David Owen, a renowned long-time author for The New Yorker, has a new article in the magazine, with the provocative headline: “Is Noise Pollution the Next Big Public Health Crisis?”
The piece is not explicitly about leaf blowers but instead about the larger phenomenon of ambient noise, and its effects on human and animal life. Sample:
Ears evolved in an acoustic environment that was nothing like the one we live in today. Daniel Fink—a retired California internist, whose own, milder hyperacusis began in a noisy restaurant on New Year’s Eve, 2007, and who is now an anti-noise activist—told me, “Until the industrial revolution, urban dwellers’ sleep was disturbed mostly by the early calls of roosters from back-yard chicken coops or nearby farms.” The first serious sufferers of occupational hearing loss were probably workers who pounded on metal: blacksmiths, church-bell ringers, the people who built the boilers that powered the steam engines that created the modern world. (Audiologists used to refer to a particular high-frequency hearing-loss pattern as a “boilermaker’s notch.”)
The whole piece is very much worth reading. And, for parallel with the particular focus of the site, consider this parallel argument from The Atlantic:
The biggest worry of today’s public-health community is not, of course, leaf blowers—it’s the opioid disaster, plus addictions of other forms. The next-biggest worry is obesity, plus diabetes and the other ills that flow from it.
But coming up fast on the list is hearing loss.

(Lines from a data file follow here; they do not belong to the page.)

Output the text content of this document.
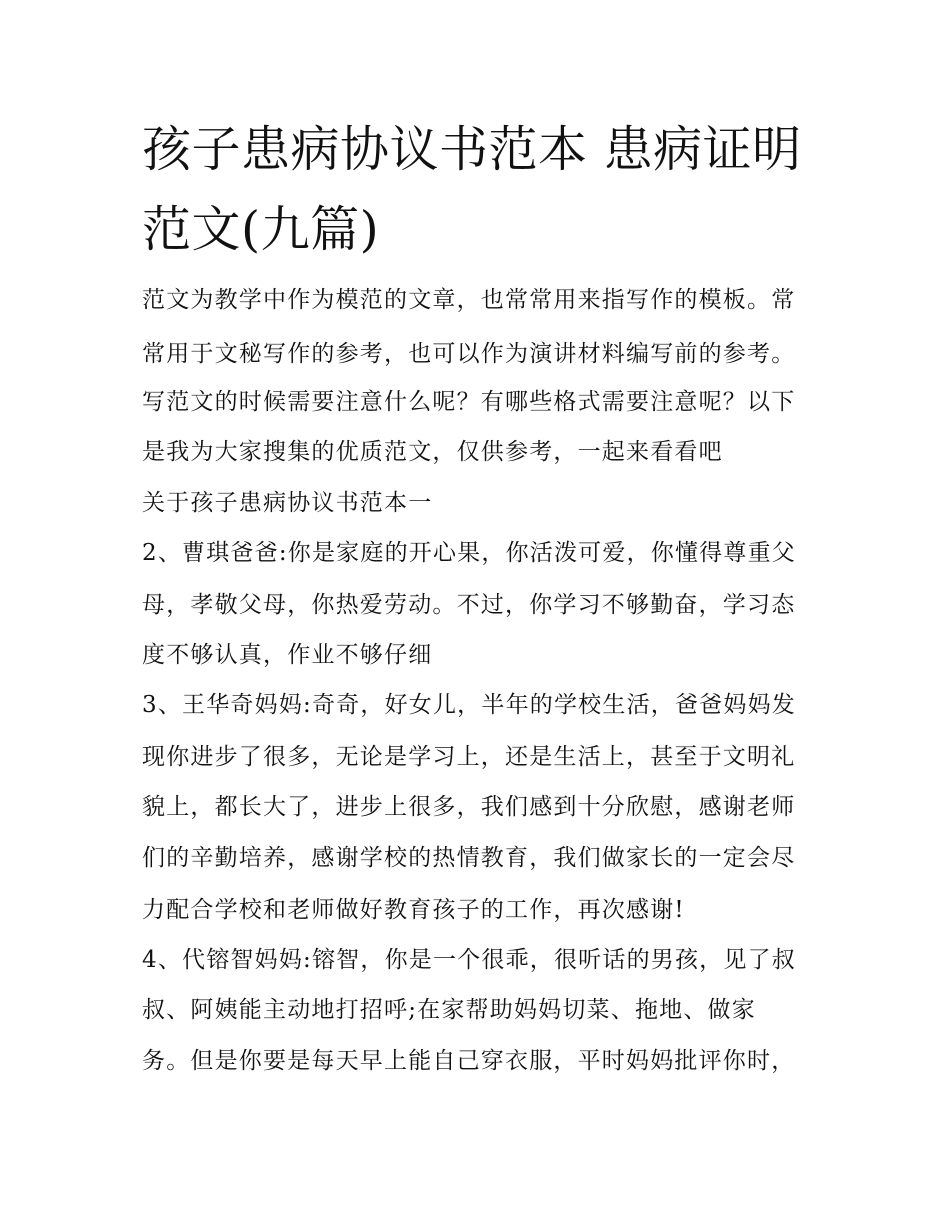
孩子患病协议书范本 患病证明
范文(九篇)

范文为教学中作为模范的文章，也常常用来指写作的模板。常

常用于文秘写作的参考，也可以作为演讲材料编写前的参考。

写范文的时候需要注意什么呢？有哪些格式需要注意呢？以下

是我为大家搜集的优质范文，仅供参考，一起来看看吧

关于孩子患病协议书范本一

2、曹琪爸爸:你是家庭的开心果，你活泼可爱，你懂得尊重父

母，孝敬父母，你热爱劳动。不过，你学习不够勤奋，学习态

度不够认真，作业不够仔细

3、王华奇妈妈:奇奇，好女儿，半年的学校生活，爸爸妈妈发

现你进步了很多，无论是学习上，还是生活上，甚至于文明礼

貌上，都长大了，进步上很多，我们感到十分欣慰，感谢老师

们的辛勤培养，感谢学校的热情教育，我们做家长的一定会尽

力配合学校和老师做好教育孩子的工作，再次感谢!

4、代镕智妈妈:镕智，你是一个很乖，很听话的男孩，见了叔

叔、阿姨能主动地打招呼;在家帮助妈妈切菜、拖地、做家

务。但是你要是每天早上能自己穿衣服，平时妈妈批评你时，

According to a 2017 report from the Centers for Disease Control and Prevention, one-quarter of Americans ages 20 to 69 who reported good to excellent hearing actually had diminished hearing. This is largely caused by rising levels of ambient urban noise—sirens, traffic, construction, leaf blowers—which can lead to a range of disorders, from high blood pressure to depression to heart disease. “When I started out, I’d see people in their 60s with hearing problems,” says Robert Meyers, an ENT specialist at the University of Illinois at Chicago. “Now I’m seeing them in their 40s.”…
Hearing damage is cumulative. When the tiny, sound-sensing hairlike cells, called stereocilia, in the inner ear are damaged—usually by extended exposure to sounds of 85 decibels or above—they are generally gone for good. For the landscapers (and homeowners) who use gas-powered blowers—a foot away from their ears—the most powerful can produce sounds of 100 decibels or more. Meyers told me, “Each time I see these crews, I think to myself: 10 years from now, they’ll be on the path to premature deafness.”